My proposals:- Add an API Feature to permanently delete the nodes from Rudder
- Implement some kind of housekeeping that can be activated to delete removed entries older than X (like you currently have a TTL for reports)
Updated by Jonathan CLARKE about 8 years ago
I agree it would be nice to have a mechanism to delete old nodes for housekeeping purposes.
However it should be noted that at chest glance the design of OpenLDAP very much reduces any negative impact unused entries may have:
- The total number of entries in the directory can be in the millions before OpenLDAP will show slowdown, for example.
- OpenLDAP caches are only loaded with entries and search results that are actually used, so unless you query the deleted nodes, they will never enter the cache (which is where all results should be served from)
- We don't use any indexes (apart from the mandatory objectClass which is just one entry per object) so the unused entries will not weigh in here either (see https://github.com/Normation/rudder-packages/blob/master/rudder-inventory-ldap/SOURCES/slapd.conf#L52)
However, I see that we warm up the cache by reading all entries in https://github.com/Normation/rudder-packages/blob/master/rudder-inventory-ldap/SOURCES/rudder-inventory-ldap.init#L445, including these deleted entries. That is a waste of cache space.
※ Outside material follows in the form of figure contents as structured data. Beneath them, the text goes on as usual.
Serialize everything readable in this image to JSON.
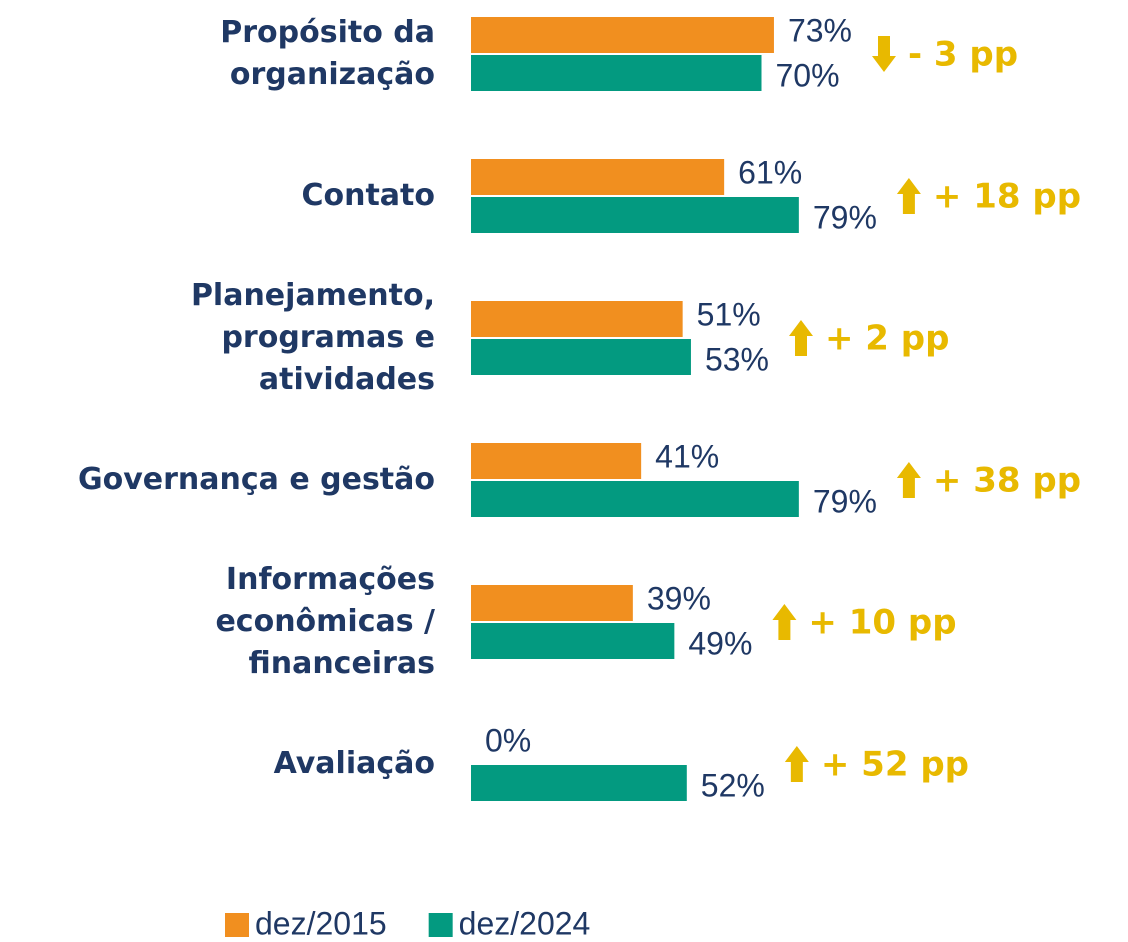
{
  "chart_data": {
    "type": "bar",
    "categories": [
      "Propósito da\norganização",
      "Contato",
      "Planejamento,\nprogramas e\natividades",
      "Governança e gestão",
      "Informações\neconômicas /\nfinanceiras",
      "Avaliação"
    ],
    "series": [
      {
        "name": "dez/2015",
        "color": "#f18f1f",
        "values": [
          73,
          61,
          51,
          41,
          39,
          0
        ],
        "value_labels": [
          "73%",
          "61%",
          "51%",
          "41%",
          "39%",
          "0%"
        ]
      },
      {
        "name": "dez/2024",
        "color": "#039a80",
        "values": [
          70,
          79,
          53,
          79,
          49,
          52
        ],
        "value_labels": [
          "70%",
          "79%",
          "53%",
          "79%",
          "49%",
          "52%"
        ]
      }
    ],
    "annotations": [
      "- 3 pp",
      "+ 18 pp",
      "+ 2 pp",
      "+ 38 pp",
      "+ 10 pp",
      "+ 52 pp"
    ],
    "xlim": [
      0,
      100
    ]
  }
}
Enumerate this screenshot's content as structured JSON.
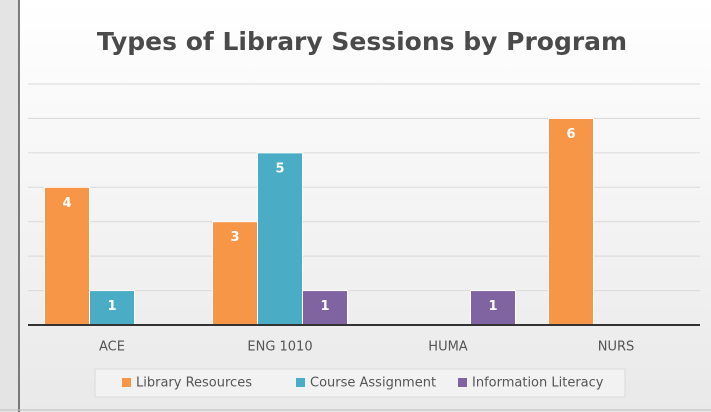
{
  "chart_data": {
    "type": "bar",
    "title": "Types of Library Sessions by Program",
    "categories": [
      "ACE",
      "ENG 1010",
      "HUMA",
      "NURS"
    ],
    "series": [
      {
        "name": "Library Resources",
        "color": "#f79646",
        "values": [
          4,
          3,
          null,
          6
        ]
      },
      {
        "name": "Course Assignment",
        "color": "#4bacc6",
        "values": [
          1,
          5,
          null,
          null
        ]
      },
      {
        "name": "Information Literacy",
        "color": "#8064a2",
        "values": [
          null,
          1,
          1,
          null
        ]
      }
    ],
    "ylim": [
      0,
      7
    ],
    "yticks": [
      0,
      1,
      2,
      3,
      4,
      5,
      6,
      7
    ],
    "grid": true,
    "legend": "bottom"
  }
}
We should change the warmup script.
Updated by Janos Mattyasovszky about 8 years ago
Depends on how you see it, but currently there is a potential to have thousands of dead entries every year, and after a couple of years the removed would outweight the active entries by almost 2:1...
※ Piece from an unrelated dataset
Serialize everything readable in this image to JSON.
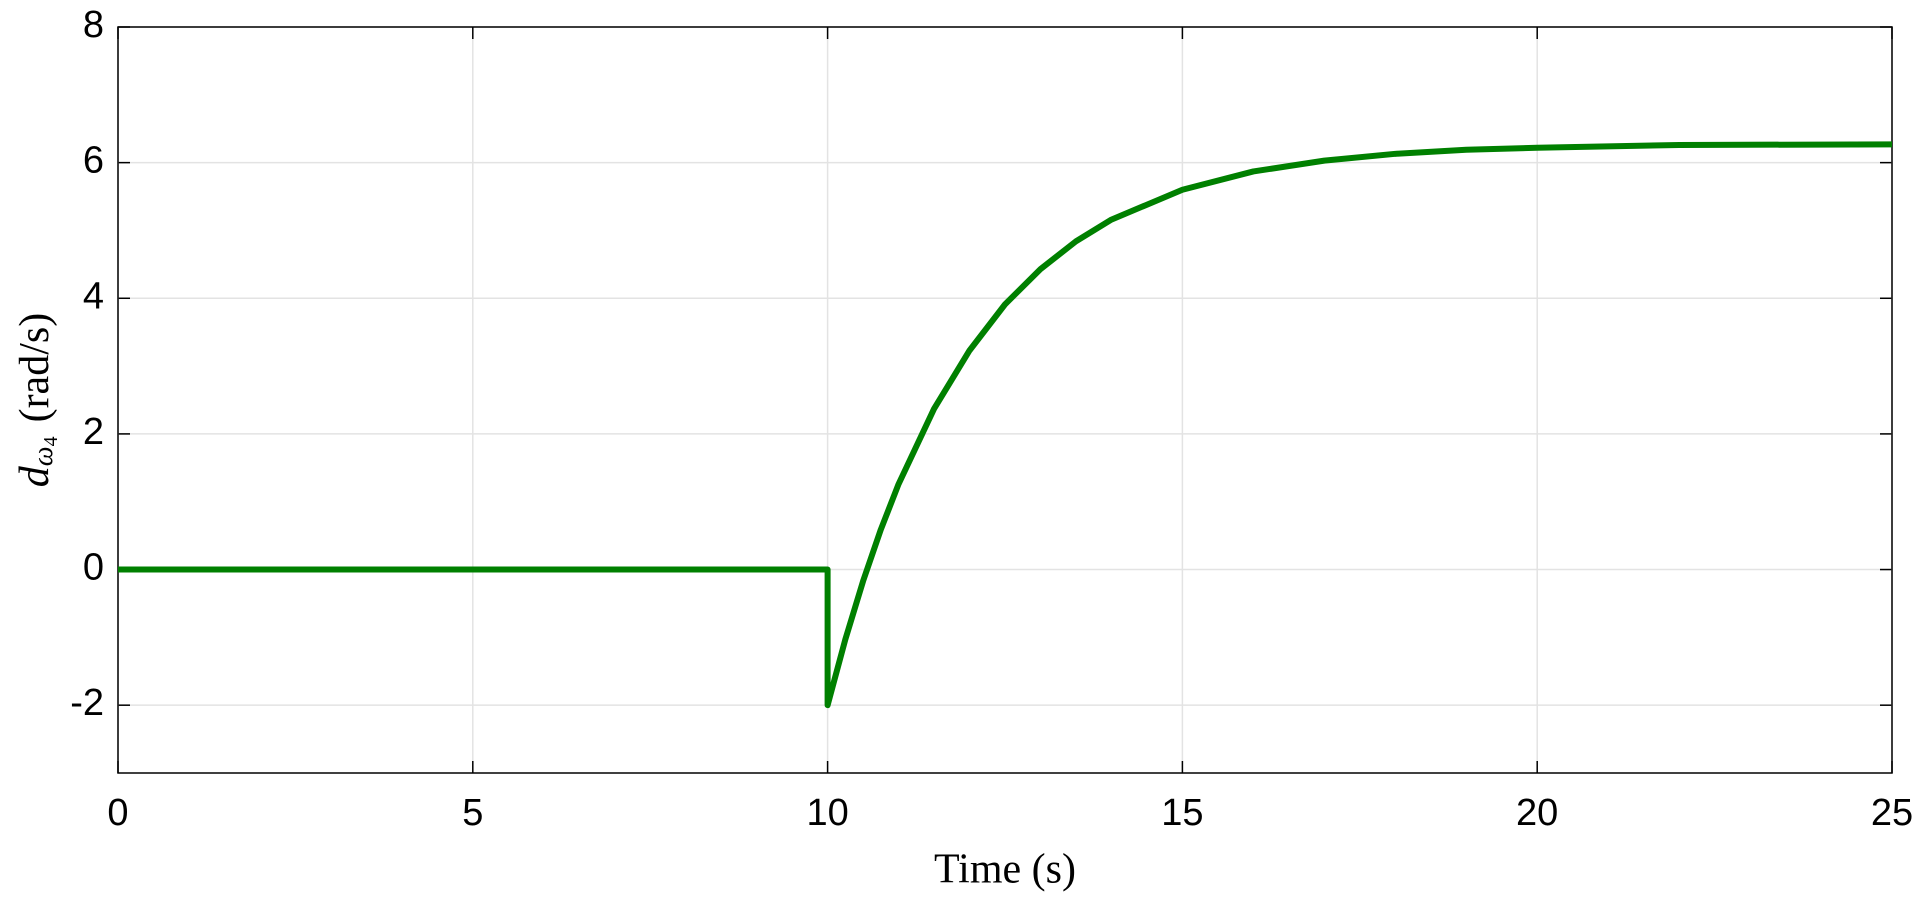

Having them in LDAP does not give any benefit against not having them, which OTOH would speed up startup (as already mentioned) and not to talk about backup/restore times...
Our current slapcat-based backup is uncompressed 1.6GB big, and takes quite some minutes to make, so having BACKUP_AT_SHUTDOWN="1" in the rudder-slapd also makes me question it if this backup is right in that place to be performed at basically each slapd restart, taking a lot of extra minutes to restart slapd.
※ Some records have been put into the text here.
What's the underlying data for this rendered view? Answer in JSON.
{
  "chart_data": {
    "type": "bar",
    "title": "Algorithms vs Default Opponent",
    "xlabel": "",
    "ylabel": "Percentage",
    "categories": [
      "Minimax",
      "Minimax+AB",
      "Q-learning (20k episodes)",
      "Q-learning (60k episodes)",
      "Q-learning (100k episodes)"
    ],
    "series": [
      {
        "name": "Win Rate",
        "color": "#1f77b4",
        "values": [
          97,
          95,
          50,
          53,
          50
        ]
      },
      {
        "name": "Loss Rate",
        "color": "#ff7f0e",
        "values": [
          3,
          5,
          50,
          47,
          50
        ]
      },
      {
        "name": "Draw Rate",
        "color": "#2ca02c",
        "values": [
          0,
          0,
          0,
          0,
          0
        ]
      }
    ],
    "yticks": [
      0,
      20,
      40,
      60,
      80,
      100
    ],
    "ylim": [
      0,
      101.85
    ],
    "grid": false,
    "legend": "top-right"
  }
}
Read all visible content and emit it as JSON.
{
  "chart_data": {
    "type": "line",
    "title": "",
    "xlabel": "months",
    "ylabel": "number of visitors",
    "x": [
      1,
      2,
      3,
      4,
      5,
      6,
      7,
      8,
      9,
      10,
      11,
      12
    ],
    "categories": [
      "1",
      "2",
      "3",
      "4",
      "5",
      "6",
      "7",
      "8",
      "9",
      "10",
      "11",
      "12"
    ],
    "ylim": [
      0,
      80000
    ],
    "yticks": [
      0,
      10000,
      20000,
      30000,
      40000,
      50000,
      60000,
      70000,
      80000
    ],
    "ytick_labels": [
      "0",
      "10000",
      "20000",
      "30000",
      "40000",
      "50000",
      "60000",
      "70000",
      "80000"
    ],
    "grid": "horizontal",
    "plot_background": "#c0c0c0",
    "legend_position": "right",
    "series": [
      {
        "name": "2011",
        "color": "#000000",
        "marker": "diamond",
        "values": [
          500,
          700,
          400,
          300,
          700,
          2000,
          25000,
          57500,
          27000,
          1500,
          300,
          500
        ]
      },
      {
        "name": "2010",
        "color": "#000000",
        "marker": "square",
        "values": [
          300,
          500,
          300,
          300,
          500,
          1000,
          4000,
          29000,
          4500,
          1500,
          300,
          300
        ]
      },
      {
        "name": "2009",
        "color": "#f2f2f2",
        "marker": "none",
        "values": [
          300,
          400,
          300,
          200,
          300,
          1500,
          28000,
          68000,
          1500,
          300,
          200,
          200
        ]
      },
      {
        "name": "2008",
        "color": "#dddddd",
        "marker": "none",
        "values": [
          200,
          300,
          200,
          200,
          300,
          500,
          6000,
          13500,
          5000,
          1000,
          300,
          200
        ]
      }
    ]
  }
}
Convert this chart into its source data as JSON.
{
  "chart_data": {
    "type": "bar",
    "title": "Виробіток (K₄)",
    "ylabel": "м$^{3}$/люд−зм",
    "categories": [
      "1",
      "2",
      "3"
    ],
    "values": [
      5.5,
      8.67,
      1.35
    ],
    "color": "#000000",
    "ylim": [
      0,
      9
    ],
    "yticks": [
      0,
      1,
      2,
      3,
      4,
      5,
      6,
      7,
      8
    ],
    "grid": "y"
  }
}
I don't say slapd is not good to have millions of entries, just the current usage is not a very optimal one...
I'll do some testing tomorrow to see how much space/time these deleted inventories actually take up in % of disk space of backup / time for backup.
Updated by Janos Mattyasovszky almost 8 years ago
- Related to Question #9719: Node deletes are not properly cleaned up added
Updated by Benoît PECCATTE over 7 years ago
- Category set to Performance and scalability
Updated by Benoît PECCATTE over 7 years ago
- Severity set to Minor - inconvenience | misleading | easy workaround
- User visibility set to Operational - other Techniques | Technique editor | Rudder settings
- Priority set to 16
Updated by François ARMAND about 6 years ago
- Subject changed from Deleting a node does not permanently delete the LDAP entries to Deleted node should be periodically fully erased in LDAP (after some ttl)
- Effort required set to Small
- Priority changed from 27 to 0
Updated by Alexis Mousset over 5 years ago
- Related to Bug #14707: Impossible to recreate a node deleted added
Updated by Nicolas CHARLES over 5 years ago
- Related to Architecture #14923: Dynamic groups with regex on software are long to build delaying generation added
Updated by Nicolas CHARLES over 5 years ago
- Status changed from New to In progress
- Assignee set to Nicolas CHARLES
Updated by Nicolas CHARLES over 5 years ago
- Status changed from In progress to Pending technical review
- Assignee changed from Nicolas CHARLES to François ARMAND
- Pull Request set to https://github.com/Normation/rudder/pull/2229
Updated by Rudder Quality Assistant over 5 years ago
- Status changed from Pending technical review to Discussion
- Assignee changed from François ARMAND to Nicolas CHARLES
Updated by Nicolas CHARLES over 5 years ago
- Status changed from Discussion to Pending technical review
- Assignee changed from Nicolas CHARLES to François ARMAND
Updated by Rudder Quality Assistant over 5 years ago
- Status changed from Pending technical review to Discussion
- Assignee changed from François ARMAND to Nicolas CHARLES
Updated by Nicolas CHARLES over 5 years ago
- Status changed from Discussion to Pending release
Applied in changeset rudder|3cbcc1008802143356bd6a85a89092ab93ba27a6.
Updated by François ARMAND over 5 years ago
- Fix check changed from To do to Checked
Updated by Alexis Mousset over 5 years ago
- Name check changed from To do to Reviewed
Updated by Vincent MEMBRÉ over 5 years ago
- Status changed from Pending release to Released
This bug has been fixed in Rudder 5.0.12 which was released today.